After defining constraints, you can drag components of the model around and the motion will transfer accurately to other components.

Gears, pulleys, rack/pinions, and screws are special kinds of motion that have dedicated constraints, available in some versions.

Physical Properties

Instantly query important physical characteristics of a design. Some properties such as mass are aggregated from each component's material settings and rolled up. Other properties like Center of Mass also look at the position of components in an assembly.

Display data in standard or scientific notation.
Knowing physical properties like center of mass is critical to the design of this plane

Interference Detection

Ensuring overlapping parts are corrected before a design is finalized is an important pre-production step. Interference detection checks for overlaps globally or between specified components.
Various visualization tools make it easy to see where overlaps occur, and data relating to the amount of overlapping volume lets you decide if an overlap is significant.
Overlapping volumes between parts are highlighted.

3D Exploded Views

Manually or automatically explode models to reveal the way the components come together and to give a clear picture of assembly.
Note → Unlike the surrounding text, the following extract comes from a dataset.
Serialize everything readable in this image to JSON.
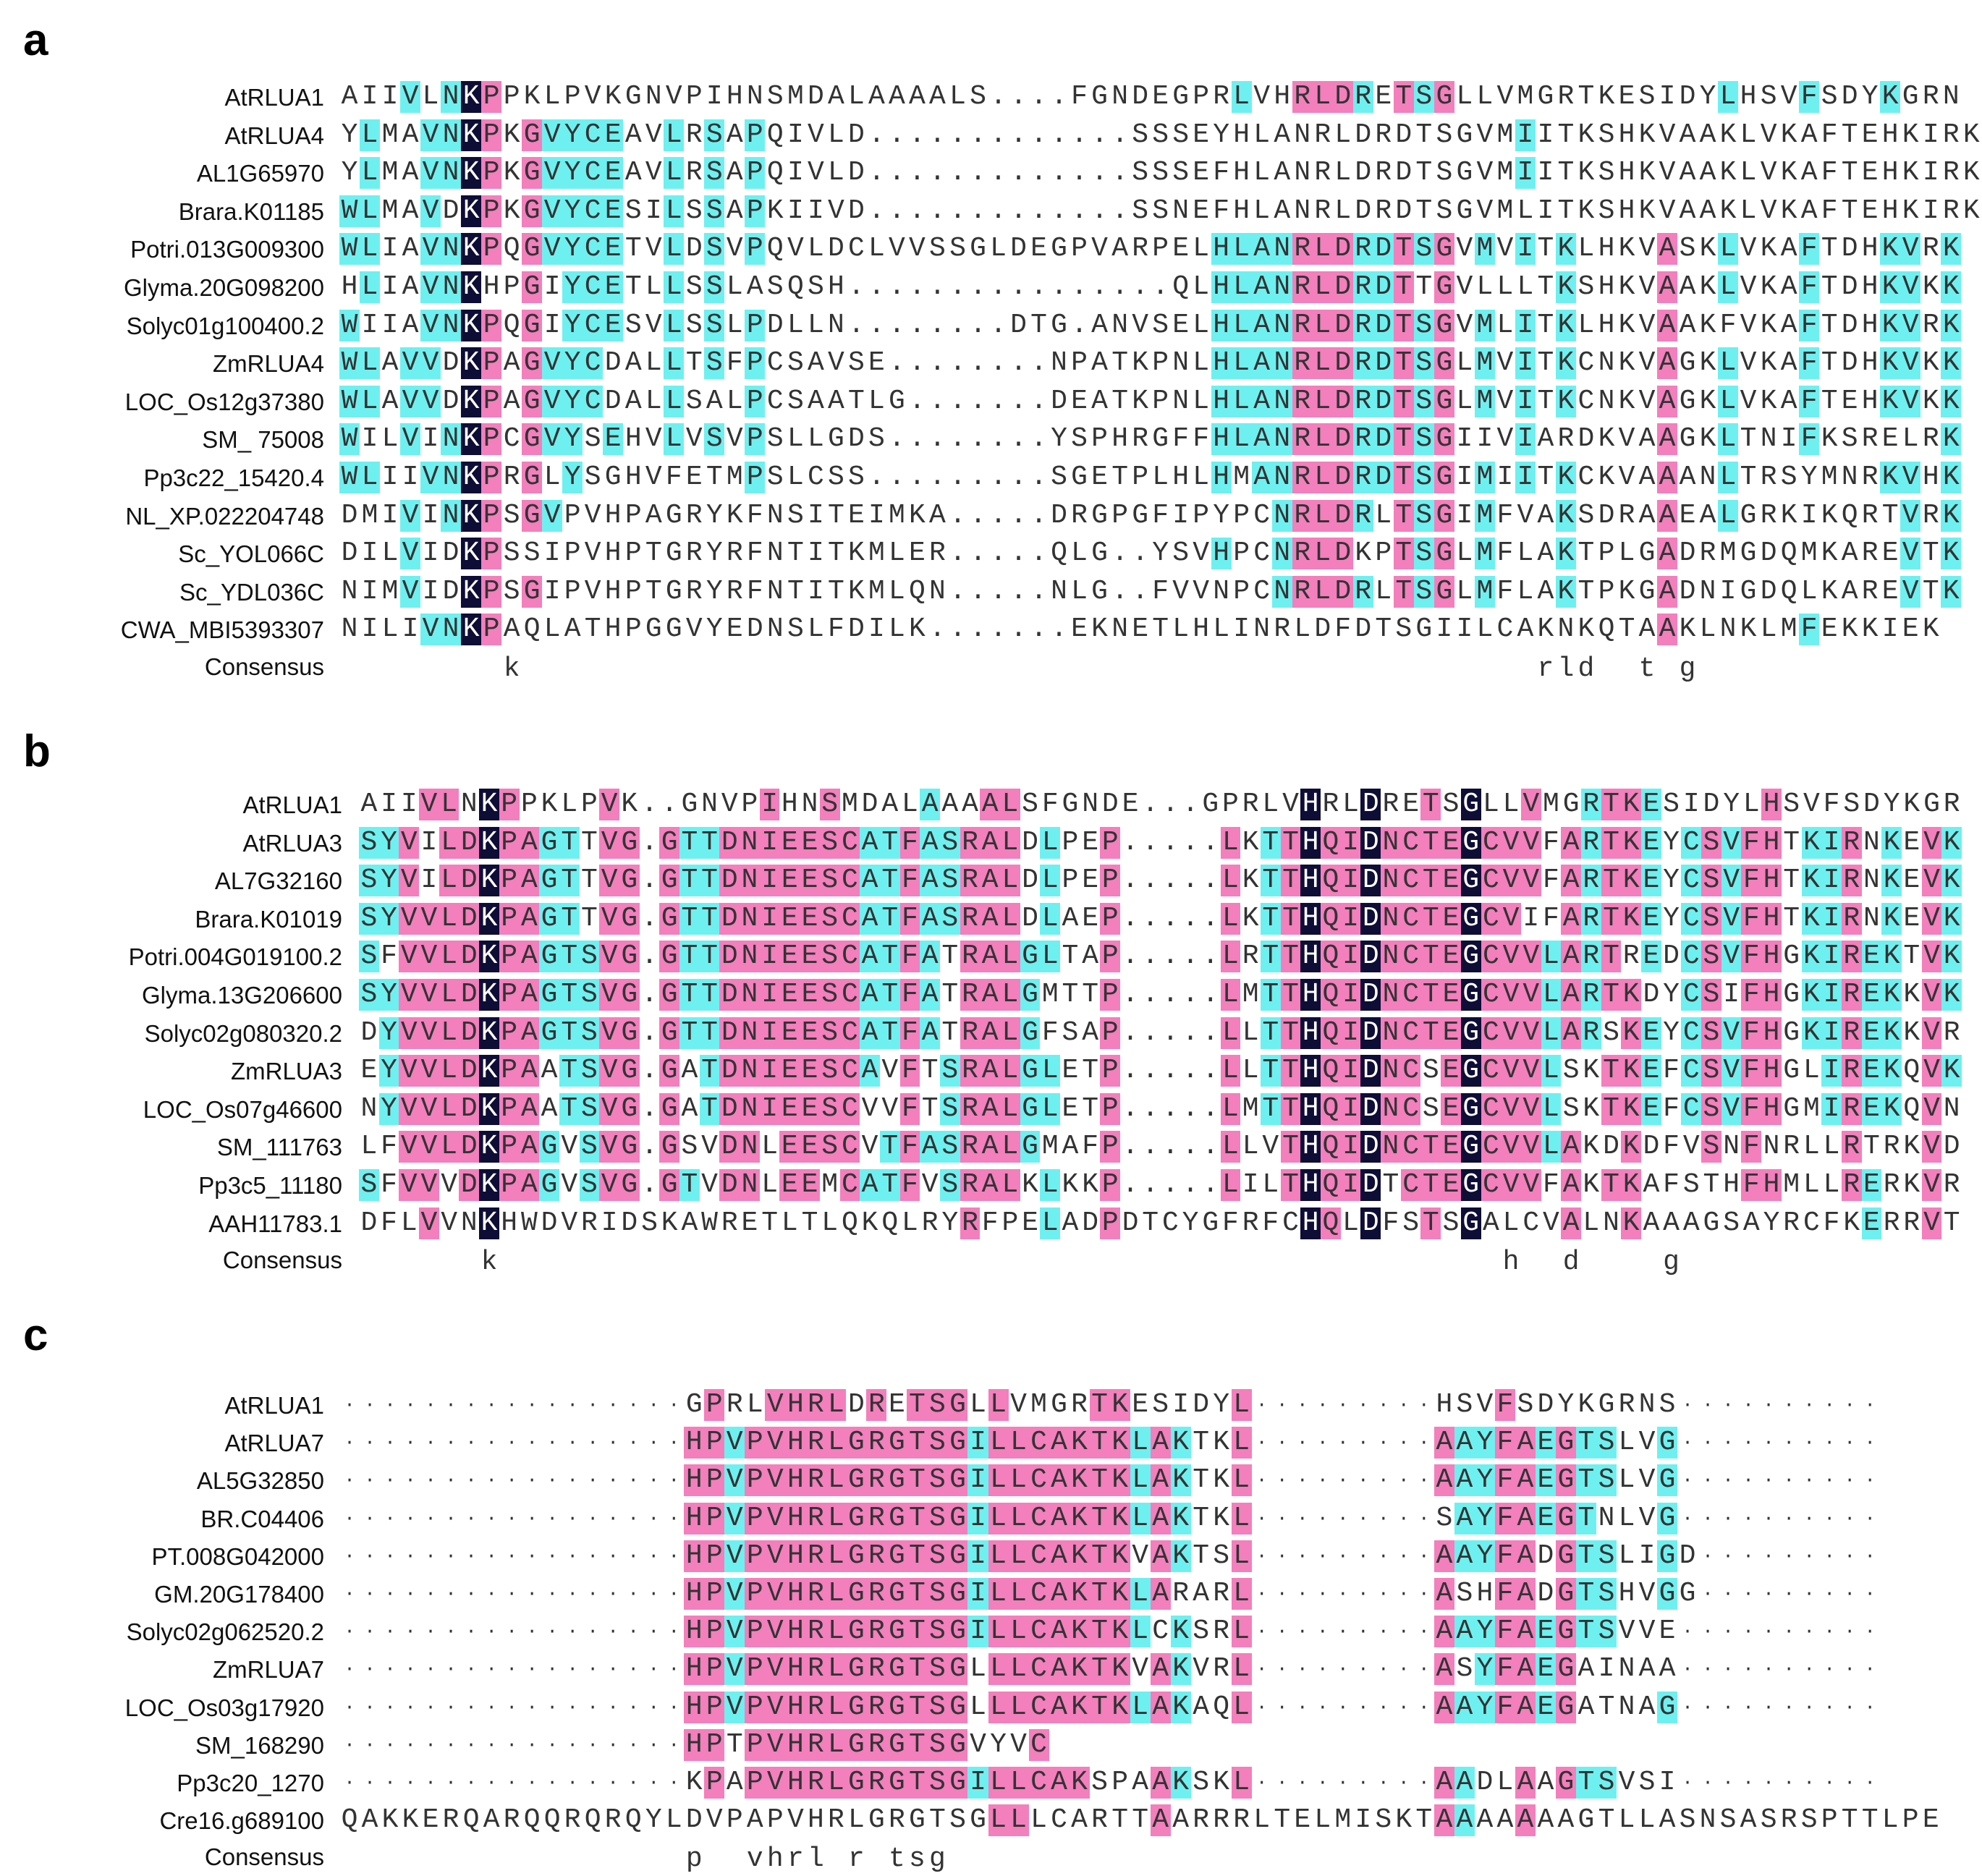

Toggle part trails for your visualization preference.

Type a description for each step and publish to an interactive 3D PDF. Stakeholders can click each step to view animations.

Section Views

Section views are indispensable when analyzing a model to ensure proper fit, but are also helpful for visualization in general. Realtime section views let you drag up to 3 planes with instant view feedback.
Section views can also be used for modeling. Exposing a cross section with a precise section view and then projecting it into a sketch allows for rapid reverse engineering.
An example of 3 simultaneous real-time section views.

Global Parameters

Global Parameter files can drive multiple parts simultaneously. When designing each component, reference the same design variable file. Once in an assembly, you can edit the variable file and each component will update in real time.
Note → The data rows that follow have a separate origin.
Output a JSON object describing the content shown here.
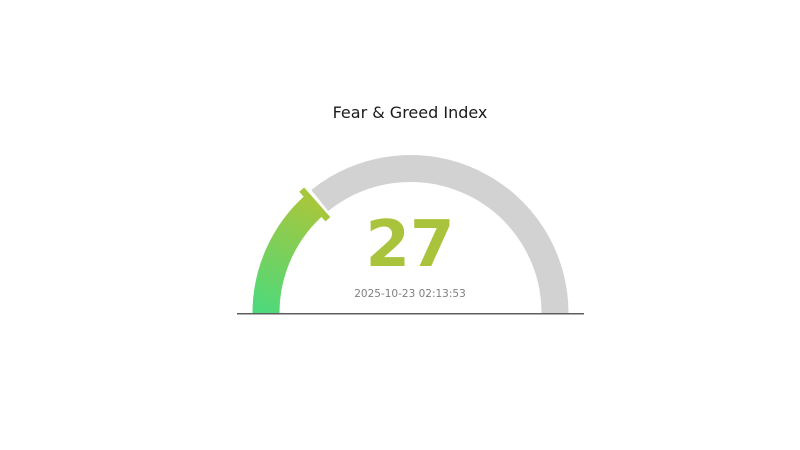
{
  "page": {
    "background": "#ffffff"
  },
  "chart_data": {
    "type": "gauge",
    "title": "Fear & Greed Index",
    "value": 27,
    "min": 0,
    "max": 100,
    "arc_span_degrees": 180,
    "timestamp": "2025-10-23 02:13:53",
    "legend": "none",
    "colors": {
      "progress_start": "#4ed97b",
      "progress_end": "#a5c73e",
      "track": "#d2d2d2",
      "value_text": "#aac33d",
      "timestamp_text": "#7f7f7f",
      "title_text": "#1a1a1a",
      "baseline": "#5e5e5e"
    }
  }
}
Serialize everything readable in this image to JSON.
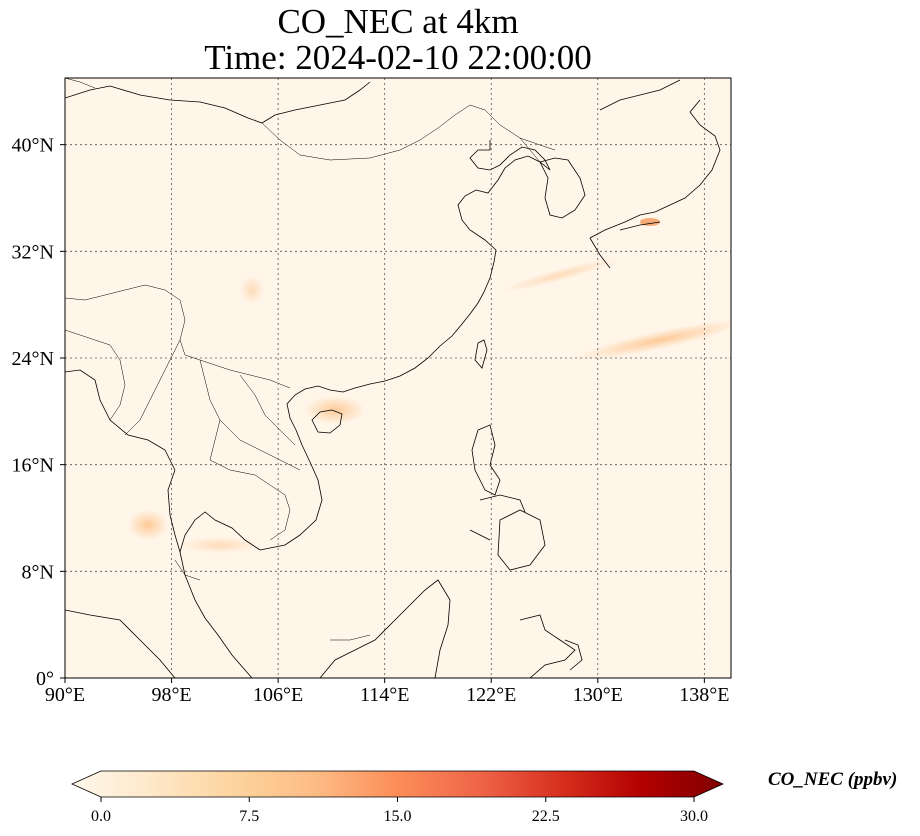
{
  "title": {
    "line1": "CO_NEC at 4km",
    "line2": "Time: 2024-02-10 22:00:00"
  },
  "map": {
    "extent": {
      "lon": [
        90,
        140
      ],
      "lat": [
        0,
        45
      ]
    },
    "gridlines": "dotted",
    "lon_ticks": [
      {
        "value": 90,
        "label": "90°E"
      },
      {
        "value": 98,
        "label": "98°E"
      },
      {
        "value": 106,
        "label": "106°E"
      },
      {
        "value": 114,
        "label": "114°E"
      },
      {
        "value": 122,
        "label": "122°E"
      },
      {
        "value": 130,
        "label": "130°E"
      },
      {
        "value": 138,
        "label": "138°E"
      }
    ],
    "lat_ticks": [
      {
        "value": 0,
        "label": "0°"
      },
      {
        "value": 8,
        "label": "8°N"
      },
      {
        "value": 16,
        "label": "16°N"
      },
      {
        "value": 24,
        "label": "24°N"
      },
      {
        "value": 32,
        "label": "32°N"
      },
      {
        "value": 40,
        "label": "40°N"
      }
    ],
    "background_color": "#fff5e8",
    "coastline_color": "#000000"
  },
  "colorbar": {
    "label": "CO_NEC (ppbv)",
    "colormap": "OrRd",
    "min": 0.0,
    "max": 30.0,
    "extend": "both",
    "ticks": [
      {
        "value": 0.0,
        "label": "0.0"
      },
      {
        "value": 7.5,
        "label": "7.5"
      },
      {
        "value": 15.0,
        "label": "15.0"
      },
      {
        "value": 22.5,
        "label": "22.5"
      },
      {
        "value": 30.0,
        "label": "30.0"
      }
    ],
    "colors": [
      "#fff7ec",
      "#fee8c8",
      "#fdd49e",
      "#fdbb84",
      "#fc8d59",
      "#ef6548",
      "#d7301f",
      "#b30000",
      "#7f0000"
    ]
  }
}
Make extremely fast and predictable edits across multiple parts while eliminating human error.

Component Replacement

When changes to part requirements occur, you an easily swap one part or subassembly for another, with the ability to replace all instances or to select which to replace.
old connections
new connections
A before / after of a component replacement operation

Mirror And Other-Hand Components

Editable Mirror operations take advantage of symmetry in an assembly. In cases where a part is non symmetric, you can create other-handed parts automatically.
Mirrors cut out human error, increase efficiency, and automate the creation of other-handed components.
A collection of parts (yellow) used as the source for a mirror operation (white)

Circular And Linear Patterns

Associative, editable patterns delete tedious repetition from your workflow. Select individual components or entire subassemblies as the basis for a pattern.
Create linear patterns in one, two, or three individually controlled directions simultaneously.
A single subassembly (blue) patterned around the central axis (yellow).

Assembly Booleans

Assembly Booleans combine multiple bodies into one body and/or subtract a body from one or more other bodies. This tool is critical to processes such as injection molding where the molded component must be subtracted from one or more cores and cavities.
An injection mold designed by subtracting the desired part (blue) from the core and cavity (gray)

Assembly-Level Cuts & Holes

Create cuts and holes at the assembly level to capture manufacturing steps where multiple components are drilled or machined simultaneously. An assembly feature is the best way to convey this information.
Sketch in Assembly
Holes Through multiple parts
Before and after of creating a Hole feature through multiple parts in an assembly.

Illustration Mode

Enable the Illustration view type to turn the view into a style that looks like a 2D drawing. Use this style to rapidly reorient the model for screenshots.

You can also leverage the real time section views to have up to three active section planes.

These tools make creating instructions, manuals, and marketing materials easy and efficient.